Does it store my prompts?
No. The proxy optimizes messages in-flight and forgets them immediately. Nothing is logged, cached, or sent to any third party. Your API key is forwarded directly to OpenAI or Anthropic. The optimizer runs entirely on your machine.
Does it affect response quality?
No. We tested across a 59-test accuracy suite comparing optimized vs. unoptimized responses using an LLM judge. The result: 46% average compression with zero quality degradation. The optimizer only removes redundancy — filler words, repeated sentences, stale context — not meaning.
Does it work with my tool?
If your tool supports a custom base URL or reads the OPENAI_BASE_URL / ANTHROPIC_BASE_URL env vars, it works. Cursor, Continue, Cline, and Claude Code are fully supported. GitHub Copilot has partial support via the VS Code Language Model API. Windsurf is not supported (it ignores proxy settings).
Can we self-host it?
Yes. The Enterprise tier includes Docker Compose and Helm chart deployments for teams that need to keep data inside their VPC. The Python compression service, Redis, PostgreSQL, and Nginx are all containerized and ready to deploy.
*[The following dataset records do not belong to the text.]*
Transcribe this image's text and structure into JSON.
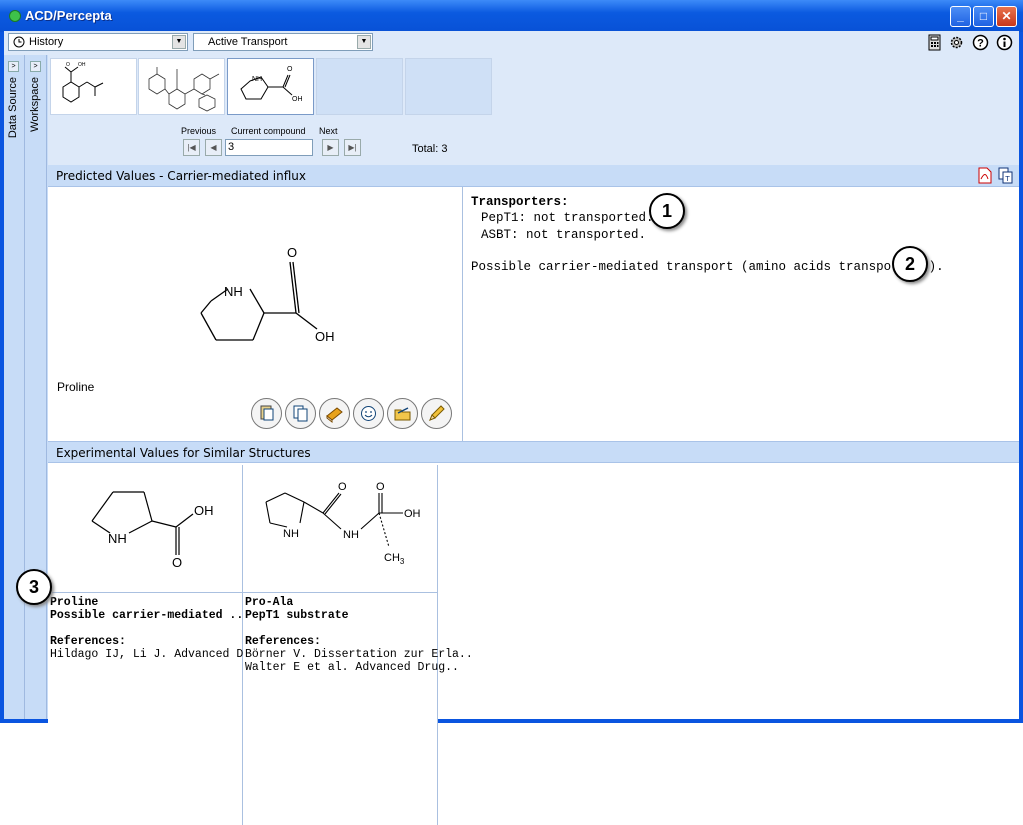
{
  "window": {
    "title": "ACD/Percepta"
  },
  "toolbar": {
    "history_label": "History",
    "module_label": "Active Transport",
    "icons": [
      "calculator-icon",
      "gear-icon",
      "help-icon",
      "info-icon"
    ]
  },
  "sidebars": {
    "data_source": "Data Source",
    "workspace": "Workspace"
  },
  "navigator": {
    "previous_label": "Previous",
    "current_label": "Current compound",
    "next_label": "Next",
    "current_value": "3",
    "total": "Total: 3"
  },
  "predicted": {
    "section_title": "Predicted Values - Carrier-mediated influx",
    "compound_name": "Proline",
    "transporters_heading": "Transporters:",
    "transporters": [
      "PepT1: not transported.",
      "ASBT: not transported."
    ],
    "possible_transport": "Possible carrier-mediated transport (amino acids transporters).",
    "structure_labels": {
      "nh": "NH",
      "o": "O",
      "oh": "OH"
    }
  },
  "callouts": [
    "1",
    "2",
    "3"
  ],
  "experimental": {
    "section_title": "Experimental Values for Similar Structures",
    "cards": [
      {
        "name": "Proline",
        "subtitle": "Possible carrier-mediated ..",
        "references_label": "References:",
        "refs": [
          "Hildago IJ, Li J. Advanced Dru.."
        ],
        "labels": {
          "nh": "NH",
          "o": "O",
          "oh": "OH"
        }
      },
      {
        "name": "Pro-Ala",
        "subtitle": "PepT1 substrate",
        "references_label": "References:",
        "refs": [
          "Börner V. Dissertation zur Erla..",
          "Walter E et al. Advanced Drug.."
        ],
        "labels": {
          "nh1": "NH",
          "nh2": "NH",
          "o1": "O",
          "o2": "O",
          "oh": "OH",
          "ch3": "CH",
          "sub3": "3"
        }
      }
    ]
  },
  "thumbnails": {
    "t1_o": "O",
    "t1_oh": "OH",
    "t3_nh": "NH",
    "t3_o": "O",
    "t3_oh": "OH"
  },
  "colors": {
    "title_bar": "#0b5ae0",
    "panel_header": "#c7dcf7",
    "background": "#dde9f9"
  }
}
How is this different from token monitoring tools?
Most alternatives (Tokenlint, Claude Token Monitor, Copilot Token Tracker) are passive — they show you how many tokens you're using but don't reduce them. Trimli AI actively compresses every prompt before it reaches the model. It's the difference between a fuel gauge and a fuel-efficient engine.
What about streaming responses?
Fully supported. The optimizer only modifies the input (your prompts). Streaming responses flow through unchanged.